Но, в отличие от православного, католического, и прочего классического христианства, я не считаю таким образом понятое грехопадение (то есть непослушание и обретение знания о разнице между Добром и Злом) реальным грехопадением. Человек не выбирал это знание (вопреки Ветхому завету), оно принадлежит человеку просто потому, что у него есть речь и сознание, которое со-знает, то есть раз-личает.

Другими словами, Адам и Ева до ослушания и вкушения плода были не людьми, а в момент вкушения от Древа просто ими стали, родились, как люди, обладающие речью и сознанием. Это интересный и двойственный момент в библейской антропологии. Иудейско-христианская традиция (к которой я полностью принадлежу, но уже не так зависим) приписывает человеку вину за то, за что он заведомо НЕ может нести вины: за то, что он вообще человек, а не кто-то другой (и отсюда весь драматизм взаимоотношений библейского и христианского человека с Богом).

Но реально мы не знаем людей, которые не обладали бы сознанием и речью, то есть способностью раз-личать. Реальные Маугли (то есть не киплинговские), людьми не становились, оставались животными (хотя это не упрек). Мы не виноваты, что мы люди! И, следовательно, не лежит на нас первородный грех! Но в древней категории греха бессознательно зашифрована способность человека быть просто человеком, а, следовательно, злоупотреблять своей свободой. Но это злоупотребление вовсе не является непослушанием Богу!
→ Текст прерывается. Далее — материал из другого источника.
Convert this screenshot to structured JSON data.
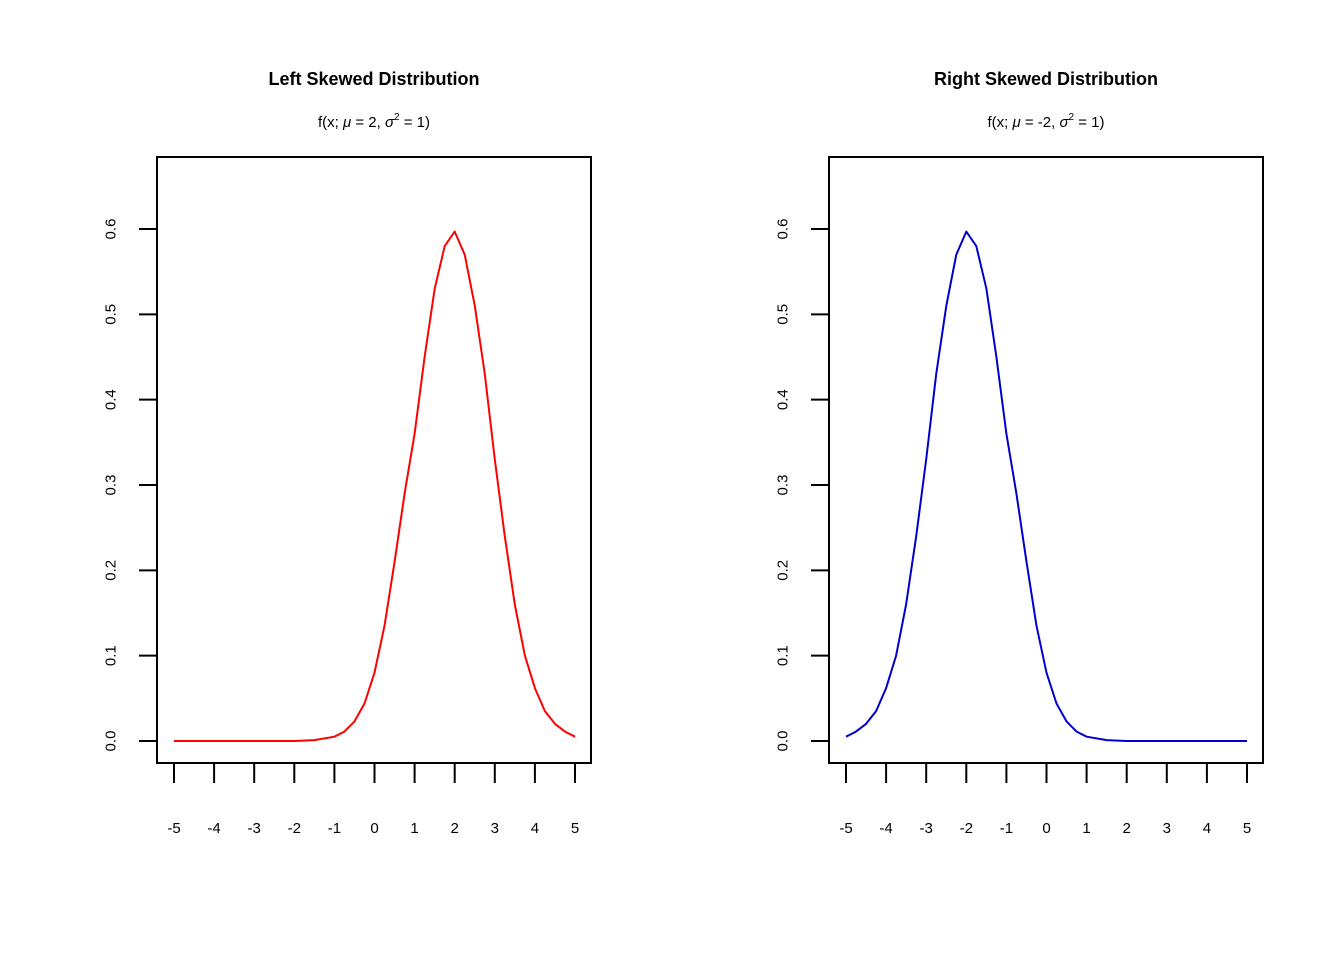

Злоупотребление свободой – это нарушение свободы другого человека. Поэтому мораль, ставящая человека в положение вины перед Богом, то есть “космической”, первородной, метафизической вины – такая мораль в основе своей безнравственна. И в той мере, в какой христианство придерживается такой морали – оно безнравственно, так как такая мораль всегда может приводить и приводит к злоупотреблению властью над телом и душой другого человека, что мы и видим в реальной истории христианства, в том числе в истории христианских семей, не только государств. То есть в христианскую мораль, как в систему явно выраженных запретов и ценностей, не встроен механизм, процедура, которая не позволила бы кому бы-то ни было злоупотребить этой системой ценностей, какой бы высокой она не казалась. Такой системой запретов (заповедей) и ценностей всегда можно злоупотребить, чем человек с удовольствием занимался, занимается и будет заниматься.

И крайне показательно, что единственная подлинно этическая заповедь не включена ни в ветхозаветный, ни в новозаветный канон: НЕ УНИЖАЙ. Эта заповедь сильнее и этически важнее заповеди «не убий», не говоря уж о «не прелюбодействуй». Поэтому давно необходимо открыто обсуждать проблемы цивилизованной несексисткой полигамии. Иначе адюльтер и профессиональная проституция обречены оставаться вечными тенями моногамной морали. Ведь нравственность – это забота о том, чтобы не нарушить, по возможности, свободу другого, и она (в отличие от морали) связана с постоянным выбором. То есть нравственность не вертикальна и не статична, как мораль, а горизонтальна и динамична, что хорошо понимал Бердяев. Но вряд ли Бердяев был готов выдвинуть такой нравственный тезис: делай все, что угодно, если ты не нарушаешь подобную же свободу того, кто рядом с тобой. Присмотревшись, мы обнаруживаем, что такой максимой злоупотребить невозможно, так как она сама себя корректирует, строится как форма взаимодействия, а не как моральная догма.

Но что делать, если ты очень ХОЧЕШЬ нарушить свободу другого? Никто не может этому желанию помешать. Но как-то регулировать может – и это правовая система либерального государства. Почему именно либерального? Потому, что только в основу всей сложной системы либерального права положена вышеупомянутая максима “Делай все, что угодно, если ты не нарушаешь свободу того, кто рядом с тобой”. И она, в свою очередь, выражена в фундаментальном, только по видимости чисто правовом, но, по сути ЕДИНСТВЕННЫМ собственно НРАВСТВЕННОМ принципе (это значит, что было бы желательно его превратить из внешнего во внутренний), принципе ПРЕЗУМПЦИИ НЕВИНОВНОСТИ.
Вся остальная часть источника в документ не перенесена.